There have been numerous studies of traumatic brain injury over the past two decades. These clinical trials have been generally based on laboratory studies that provided the experimental support to advance these pharmacotherapeutic agents into clinical trials [1•, 5, 6]. However, despite success in the laboratory setting and sometimes in early clinical studies, the definitive phase 3 trials have so far been disappointing.

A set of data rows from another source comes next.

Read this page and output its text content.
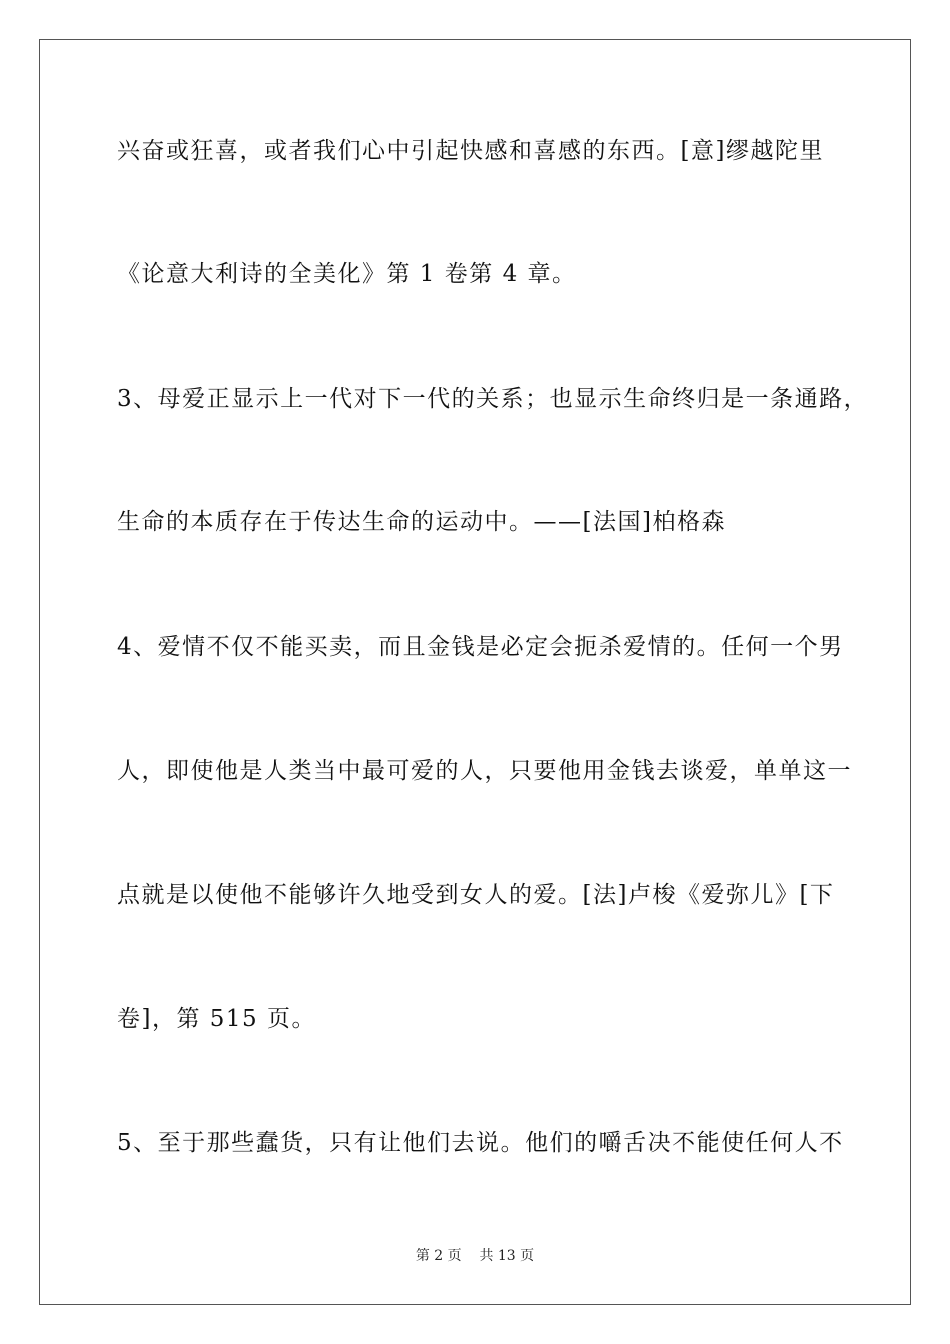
兴奋或狂喜，或者我们心中引起快感和喜感的东西。[意]缪越陀里
《论意大利诗的全美化》第 1 卷第 4 章。
3、母爱正显示上一代对下一代的关系；也显示生命终归是一条通路，
生命的本质存在于传达生命的运动中。——[法国]柏格森
4、爱情不仅不能买卖，而且金钱是必定会扼杀爱情的。任何一个男
人，即使他是人类当中最可爱的人，只要他用金钱去谈爱，单单这一
点就是以使他不能够许久地受到女人的爱。[法]卢梭《爱弥儿》[下
卷]，第 515 页。
5、至于那些蠢货，只有让他们去说。他们的嚼舌决不能使任何人不
第 2 页 共 13 页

TBI consists of an initial physical injury (primary injury) that results from the impact and often results in skull fractures, cerebral contusions, diffuse axonal injury, and epidural or subdural hematomas. The initial physical damage to the brain tissues is immediate and to a significant extent irreversible. However, following the primary injury, there is a complex cascade of cellular and molecular reactions that occur over a period of days to weeks that result in changes in ionic homeostasis (calcium, potassium, sodium etc.), release of excitatory neurotransmitters and free radicals, and inflammatory and immune reactions, among others [1•, 7•, 8]. These processes offer potential targets for therapeutic intervention. Furthermore, secondary clinical sequelae such as hypotension, hyperthermia, seizures, edema and hypoxia, ischemia, and malignant intracranial hypertension may and often do worsen the ultimate outcome. Diffuse axonal injuries can result from both primary and secondary injuries at the neuronal level [8].
Patients who present with TBI receive a combination of surgical and medical therapies. Mass lesions and depressed fractures are treated surgically, and supportive therapies help maintain cerebral perfusion and oxygenation. Control of intracranial pressure (ICP) and cerebral perfusion pressure as well as systemic oxygenation are key goals of treatment [9]. Other interventions such as early nutritional supplementation, fluid balance, and prevention of complications such as hyperthermia, hyponatremia, seizures, pneumonia, venous thromboembolism, and bleeding all help improve overall morbidity. Since the primary injury cannot be reversed, significant research has been focused on preventing or minimizing secondary injury. A number of therapeutic strategies have been explored, but no neuroprotective agent has been confirmed so far as being effective in the clinical setting.
Physiological background
There are both extracellular and intracellular processes that contribute to secondary injury. In the acute and subacute periods following TBI, there is a significant increase in excitatory neurotransmitter release. Cellular membranes may be damaged by oxidation and ion flux. Concurrently, the immune system’s response to injury also may have a deleterious effect on the injured cells. The combination of cellular metabolic derangement, oxidative stress, and numerous other systemic factors form a complex set of variables that contribute to the secondary injury following TBI.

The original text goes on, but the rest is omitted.